Манетто прислушивался к разговору, внимательно следя за реакцией Пико.
— Антонио Перфетти и Помпоний Лаэт посвятили свои жизни поискам текстов тех, кто услышал слово Бога.
— А на каком языке говорил Бог? — спросил Джованни.
— Слово Бога — звук и свет. Его услышал Тот, известный также как Гермес Триждывеличайший. Он хотел передать божественный звук людям и нашел способ, как воссоздать его в форме. Так был создан первый язык, записанный знаками, которые мы зовем иероглифами. Следовательно, ближе всех к истокам египетский язык.
Пико, покусывая губы, внимательно прислушивался к словам гуманиста.
— Однако мы утратили способность понимать божественный звук, — заметил он.

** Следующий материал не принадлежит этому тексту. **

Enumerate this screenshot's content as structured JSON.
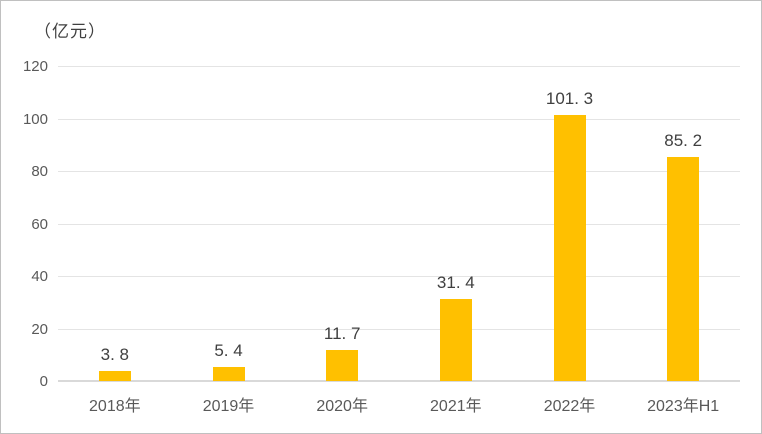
{
  "unit_label": "（亿元）",
  "colors": {
    "bar": "#ffc000",
    "value_label_text": "#404040",
    "axis_text": "#595959",
    "gridline": "#e4e4e4",
    "axis_line": "#d9d9d9",
    "border": "#c0c0c0",
    "background": "#ffffff"
  },
  "chart_data": {
    "type": "bar",
    "title": "",
    "xlabel": "",
    "ylabel": "（亿元）",
    "categories": [
      "2018年",
      "2019年",
      "2020年",
      "2021年",
      "2022年",
      "2023年H1"
    ],
    "values": [
      3.8,
      5.4,
      11.7,
      31.4,
      101.3,
      85.2
    ],
    "value_labels": [
      "3. 8",
      "5. 4",
      "11. 7",
      "31. 4",
      "101. 3",
      "85. 2"
    ],
    "yticks": [
      0,
      20,
      40,
      60,
      80,
      100,
      120
    ],
    "ylim": [
      0,
      120
    ],
    "grid": true,
    "legend": false,
    "bar_color": "#ffc000"
  }
}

— Правильно, — согласился Антонио Перфетти. — Но нам известны его отголоски, зазвучавшие в языке халдеев, потом евреев, которые прятали его в тайниках храма, чтобы он не ослепил убогий народ своим сиянием. И наконец, в языке греков. Каждое поколение писцов находило новые знаки, сохранявшие слово в новых формах. Но теперь, когда на севере стала распространяться машина, воспроизводящая слова без вмешательства человека, это великое знание может исчезнуть навсегда.
— Разве что бесконечная доброта Господа не вдохновит кого-нибудь на создание нового шрифта, который выведет эту машину из безумного круга, — прошептал Помпоний.
— Совершенного шрифта? — подскочил Пико, вспомнив слова аббревиатора и Лоренцо.
— Да, мой друг. Равного по могуществу тем, что ему предшествовали, и способного донести сквозь следующие тысячелетия точную копию языка древних.
— Кажется, музыканты снова изготовились себя показать, — прервал беседу Манетто, чтобы сменить тему.
Увлекшись разговором, Пико не заметил, что снова громко заиграла музыка. Ритм ее делался все отчетливее, и он узнал новый танец, без которого не обходился ни один званый вечер северян. Его называли «павана», искажая при этом название места, откуда он пришел, — Падуя.
На зов этих звуков снова появились актеры пантомимы и сгрудились вокруг маски Эвридики. Церемониймейстер ударил в ладоши в знак того, что танец начался, но все глаза были устремлены на ту, что изображала девушку, похищенную потусторонним миром. Все ожидали ее первого движения.
Она повела головой, словно прикидывая, сколько собралось танцоров. Пико почти физически ощутил на себе ее пронизывающий взгляд. На миг ему показалось, что женщина искала в толпе его, но она сразу отвернулась к танцору в маске Орфея. Протянув ему руку, она грациозно приподняла ногу в первом шаге танца, показав прелестную обнаженную лодыжку, и партнер тут же повторил ее движение.